Alteration in ascorbate and ascorbate peroxidase in programmed cell death and oxidative stress

Different stress conditions, of biotic and abiotic nature, enhance the cellular production of reactive oxygen species (ROS) [1]. Due to their reactive nature, ROS are potentially harmful to all cellular components. Apart their destructive nature, ROS behave as metabolic regulators, being considered as secondary messengers. Indeed, ROS can trigger pathways aimed at saving cells from demise; however, under certain conditions, they can also impair the cellular red/ox balance as to activate a programmed cell death (PCD) process [2, 3]. These differences in the ROS-dependent responses seem to be due to different localization, timing and level of ROS production under different stimuli [4, 5]. Moreover, the possibility that the co-production of other reactive species is a critical point for the activation of different defence responses has been recently underlined. Increasing attention has been paid to nitric oxide (NO) as a signal molecule synergically acting with ROS in the activation of PCD [6, 7]. The level of ROS and the cellular redox homeostasis are regulated by different antioxidant systems; among these, ascorbate (ASC) plays a pivotal role, it being both a direct scavenger of ROS and the electron donor of ascorbate peroxidase (APX), a key enzyme for scavenging hydrogen peroxide in plant cells [8, 9].
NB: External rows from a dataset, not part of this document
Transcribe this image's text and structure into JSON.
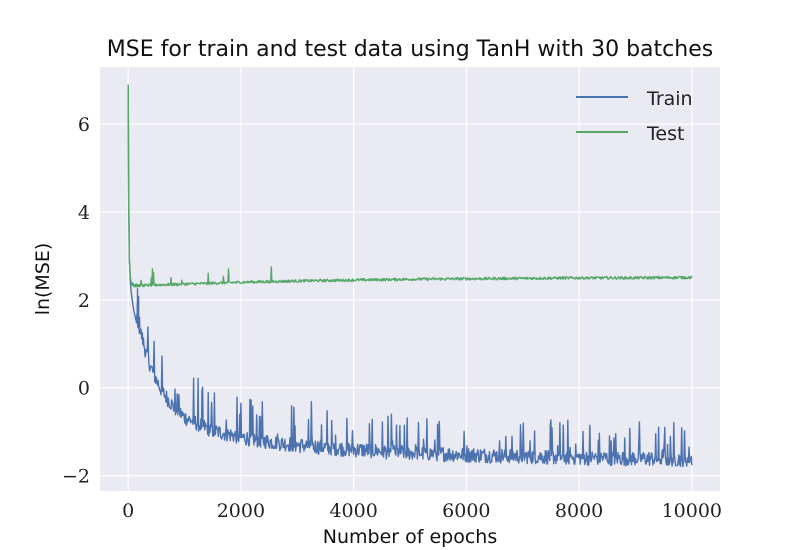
{
  "chart_data": {
    "type": "line",
    "title": "MSE for train and test data using TanH with 30 batches",
    "xlabel": "Number of epochs",
    "ylabel": "ln(MSE)",
    "xlim": [
      -500,
      10500
    ],
    "ylim": [
      -2.35,
      7.3
    ],
    "xticks": [
      0,
      2000,
      4000,
      6000,
      8000,
      10000
    ],
    "xtick_labels": [
      "0",
      "2000",
      "4000",
      "6000",
      "8000",
      "10000"
    ],
    "yticks": [
      -2,
      0,
      2,
      4,
      6
    ],
    "ytick_labels": [
      "−2",
      "0",
      "2",
      "4",
      "6"
    ],
    "grid": true,
    "legend_position": "top-right",
    "series": [
      {
        "name": "Train",
        "color": "#4c72b0",
        "x": [
          0,
          10,
          20,
          40,
          60,
          100,
          200,
          300,
          400,
          500,
          600,
          800,
          1000,
          1500,
          2000,
          2500,
          3000,
          4000,
          5000,
          6000,
          7000,
          8000,
          9000,
          10000
        ],
        "y": [
          6.9,
          4.2,
          3.0,
          2.4,
          2.1,
          1.75,
          1.2,
          0.7,
          0.3,
          0.0,
          -0.25,
          -0.6,
          -0.85,
          -1.15,
          -1.3,
          -1.4,
          -1.48,
          -1.58,
          -1.65,
          -1.7,
          -1.73,
          -1.76,
          -1.78,
          -1.8
        ]
      },
      {
        "name": "Test",
        "color": "#55a868",
        "x": [
          0,
          10,
          20,
          40,
          60,
          100,
          200,
          300,
          500,
          1000,
          2000,
          3000,
          4000,
          5000,
          6000,
          7000,
          8000,
          9000,
          10000
        ],
        "y": [
          6.9,
          4.0,
          2.9,
          2.5,
          2.35,
          2.3,
          2.3,
          2.3,
          2.31,
          2.33,
          2.37,
          2.4,
          2.42,
          2.44,
          2.45,
          2.46,
          2.47,
          2.47,
          2.48
        ]
      }
    ]
  }
}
Here we report data showing that in tobacco cultured cells a moderate oxidative stress did not lead to apoptotic or necrotic events whereas, when H₂O₂ production was increased over a certain range of concentration, an induction of cell death with the features of necrosis was achieved. On the other hand, when the tobacco cells were simultaneous treated with NO and H₂O₂ generators a PCD program was triggered. The scavengers ASC and APX change differently under the various stress conditions. During the moderate oxidative stress a transient increase in APX activity occurred whereas, in the induction of cell necrosis, the activity of APX decreased proportionally to cell death. Under such conditions, no alteration in the APX gene expression was evident and 24 hours after the generation of the oxidative stress, APX activity was significantly increased in the surviving cells, in order to overcome the oxidative stress and to avoid further cell death. When the PCD program was triggered in these cells by the contemporary increase of NO and H₂O₂ the suppression of APX occurred both at the translation or post-translation level. The decrease in APX seems to be one of the first alteration in the redox regulating systems induced in the plant cells in route to PCD.